4 minute read

The site that I go to for technology news recently put up a subscription which I decided I had a bit of a moral obligation to pay for. Journalism is hard but beneficial for society. It would be nice if journalists which hold themselves to something like a standard for truth were able to be paid for that. I spend like 2% of my life listening to or reading journalism from the people behind this site. I use an ad-blocker on their site because I don’t like being tracked around the internet, and I wish there were other ways good web sites could get money. I would feel like a hypocrite and a leech if I wasn’t paying them when I could, and they made the subscription cheap enough that I felt like I could afford it. It costs less than going to a movie theater every month, I could afford that if there were any movies I actually wanted to see, and I get more enjoyment out of their work than that every month.

This got me thinking about news in general. With the nationalization of news, most people care much more about what is happening at the national level than what is happening at the local level. The rise of social media and its natural incentives helped drive this, as you get more scale to your advertising targets if you can create the largest pool of engaged users as possible. The most engaged political actors at a local level seem to mostly care about national level politics. The people running for county boards of elections use a platform of (supposed) national election fraud to drive votes. City council meetings need to put off the zoning cases they are charged with deciding for hours while people argue for and against resolutions condemning Israeli military action in Palestine. Within this context, local news is kind of in a death spiral right now. There exist giant cities where local news is in enough demand to be profitable, but newspapers across America are shutting down or being bought by financial interests outside of the communities they serve. Local television news still has some financial viability, but that is also being bought up by private equity, because they love some financial viability which can be squeezed drier via economies of scale.
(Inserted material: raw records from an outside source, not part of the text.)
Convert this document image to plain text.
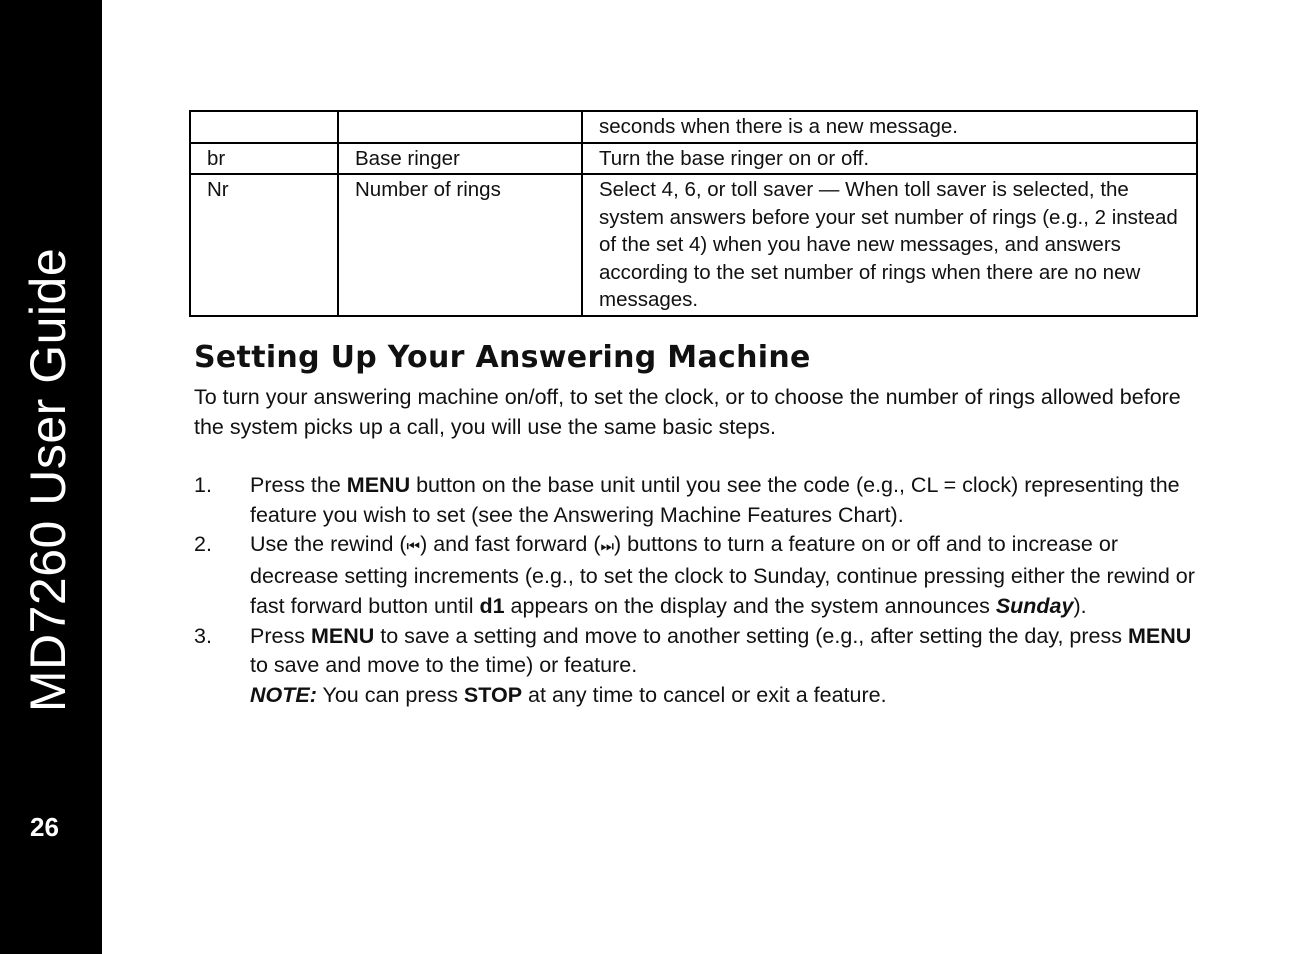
MD7260 User Guide
26
		seconds when there is a new message.
br	Base ringer	Turn the base ringer on or off.
Nr	Number of rings	Select 4, 6, or toll saver — When toll saver is selected, the system answers before your set number of rings (e.g., 2 instead of the set 4) when you have new messages, and answers according to the set number of rings when there are no new messages.
Setting Up Your Answering Machine

To turn your answering machine on/off, to set the clock, or to choose the number of rings allowed before the system picks up a call, you will use the same basic steps.

1. Press the MENU button on the base unit until you see the code (e.g., CL = clock) representing the feature you wish to set (see the Answering Machine Features Chart).
2. Use the rewind (⏮) and fast forward (⏭) buttons to turn a feature on or off and to increase or decrease setting increments (e.g., to set the clock to Sunday, continue pressing either the rewind or fast forward button until d1 appears on the display and the system announces Sunday).
3. Press MENU to save a setting and move to another setting (e.g., after setting the day, press MENU to save and move to the time) or feature.
NOTE: You can press STOP at any time to cancel or exit a feature.
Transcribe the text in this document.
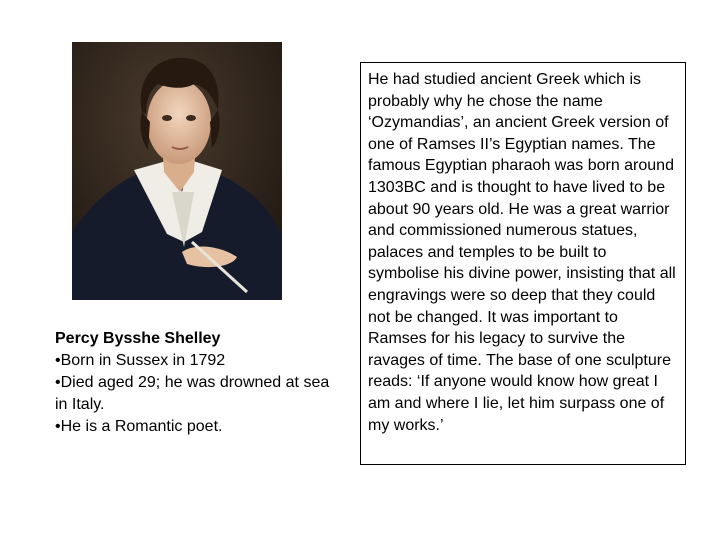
Percy Bysshe Shelley
• Born in Sussex in 1792
• Died aged 29; he was drowned at sea in Italy.
• He is a Romantic poet.
He had studied ancient Greek which is probably why he chose the name ‘Ozymandias’, an ancient Greek version of one of Ramses II’s Egyptian names. The famous Egyptian pharaoh was born around 1303BC and is thought to have lived to be about 90 years old. He was a great warrior and commissioned numerous statues, palaces and temples to be built to symbolise his divine power, insisting that all engravings were so deep that they could not be changed. It was important to Ramses for his legacy to survive the ravages of time. The base of one sculpture reads: ‘If anyone would know how great I am and where I lie, let him surpass one of my works.’
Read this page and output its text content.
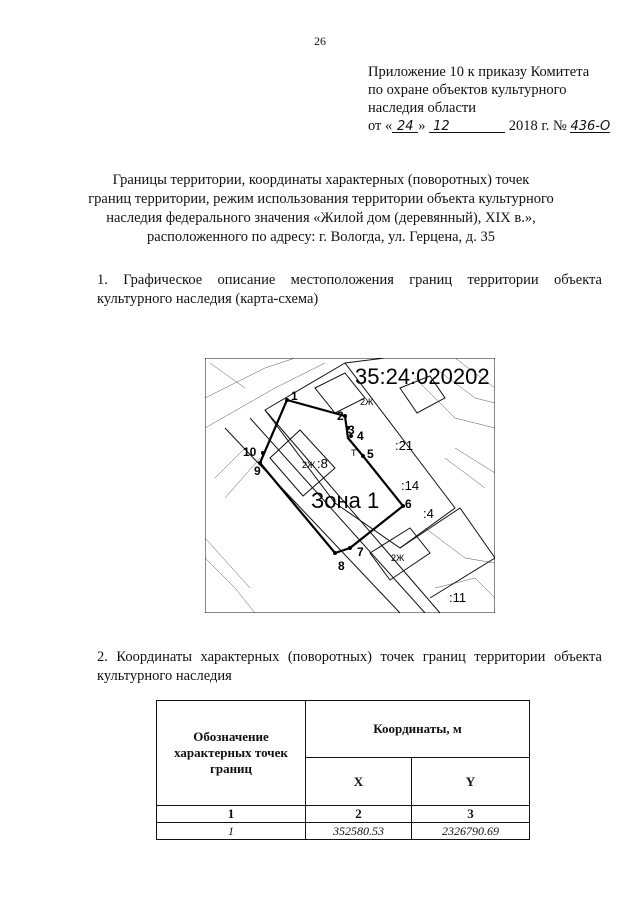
26
Приложение 10 к приказу Комитета
по охране объектов культурного
наследия области
от « 24 » 12	2018 г. № 436-О
Границы территории, координаты характерных (поворотных) точек
границ территории, режим использования территории объекта культурного
наследия федерального значения «Жилой дом (деревянный), XIX в.»,
расположенного по адресу: г. Вологда, ул. Герцена, д. 35
1. Графическое описание местоположения границ территории объекта культурного наследия (карта-схема)
35:24:020202
Зона 1
1
2
3 4
5
6
7
8
9
10	:21
:8
:14
:4
:11
2Ж
2Ж
2Ж
Т
2. Координаты характерных (поворотных) точек границ территории объекта культурного наследия
Обозначение характерных точек границ	Координаты, м	
	X	Y
1	2	3
1	352580.53	2326790.69
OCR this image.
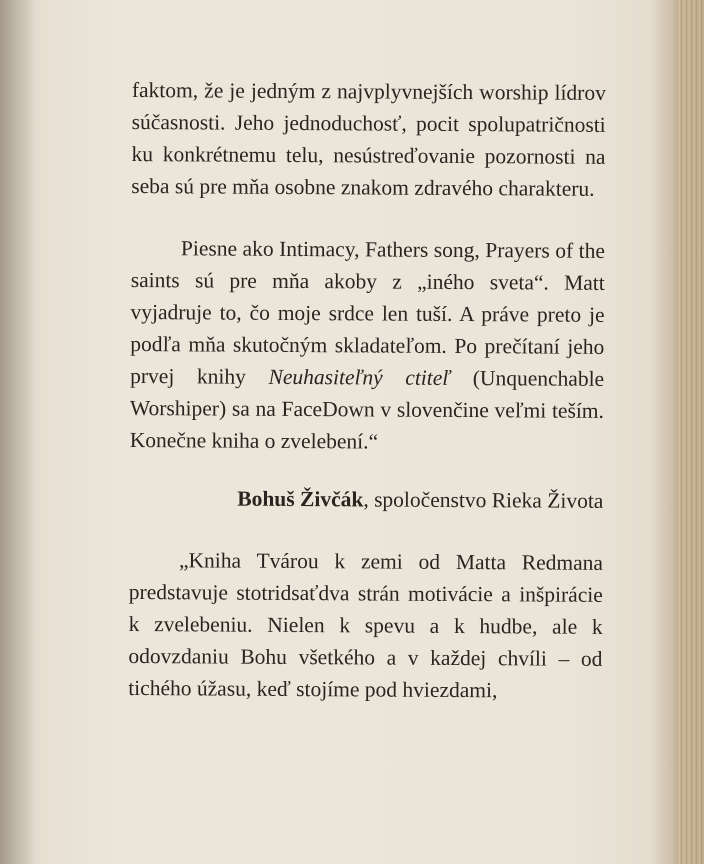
faktom, že je jedným z najvplyvnejších worship lídrov súčasnosti. Jeho jednoduchosť, pocit spolupatričnosti ku konkrétnemu telu, nesústreďovanie pozornosti na seba sú pre mňa osobne znakom zdravého charakteru.

Piesne ako Intimacy, Fathers song, Prayers of the saints sú pre mňa akoby z „iného sveta“. Matt vyjadruje to, čo moje srdce len tuší. A práve preto je podľa mňa skutočným skladateľom. Po prečítaní jeho prvej knihy Neuhasiteľný ctiteľ (Unquenchable Worshiper) sa na FaceDown v slovenčine veľmi teším. Konečne kniha o zvelebení.“

Bohuš Živčák, spoločenstvo Rieka Života

„Kniha Tvárou k zemi od Matta Redmana predstavuje stotridsaťdva strán motivácie a inšpirácie k zvelebeniu. Nielen k spevu a k hudbe, ale k odovzdaniu Bohu všetkého a v každej chvíli – od tichého úžasu, keď stojíme pod hviezdami,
Local news used to play a vital role in protecting people in medium-size cities from abuses from people in power. Local reporters held local politicians to account. Local reporters made sure that if some influential local company was strong-arming some small group of residents or illegally polluting a poor neighborhood, the wider community they relied upon for labor could express their outrage, or local authorities would be driven to enforcement action which might have been otherwise mildly embarassing. The institutions which supported this sort of activity are withering, and nothing substantial has grown up to replace it. The first thing I thought of was people organizing locally and sharing their stories on social media, but social media has no mechanism to make sure local gossip is true, and all of the incentives are to do anything else. The people with time to do local organizing or sleuthing without pay often have different priorities than salary workers which make up the plurality of most communities.

I like to think that I’m more locally engaged than most people. I’m a member of my neighborhood association board. I listen to recordings of all of my city council meetings. But I’m barely supporting local journalism. I tried to subscribe to my local newspaper on principle, but I barely read anything in it while my subscription was active, and I couldn’t justify the expense. I am lucky enough to live close to the state capitol of the state I live in, which means that my market has a few local news options which I will actually use, and I can see how I’m supporting the journalists who perform that reporting. Some news conglomorate bought all the local newspapers, but at least some of the reporters run a state politics podcast which is ad-supported, so I feel like I’m contributing a little bit to local journalism by tolerating those ads. I’m not opposed to ads in general. I feel like attention for journalism is a good trade, and podcast advertising lacks many of the tracking concerns I have with letting people pay to run arbitrary javascript on my computer when I visit a website. Likewise, I get the Axios local newsletter for my metro area. They send me a newsletter by email every day and I get some ads which won’t track me included with my local news. Axios encourages me to contribute to local news with an optional subscription, but I only get like 5 minutes of utility from them every day, so I can’t really justify to myself paying for the lowest tier they offer. This is easily interpretted as me falling for the same trap as society, which is not caring as much about what’s happening in my local community as in my weird nationalized fandom. Frankly, I’m a victim of national trends. I only have so much money. I’ll probably be leaving this city in a few years for a job elsewhere. Putting down more roots doesn’t actually make that much sense for me, and yet I can’t escape the feeling that I’ve done a better job of it than many people who don’t intend to go anywhere.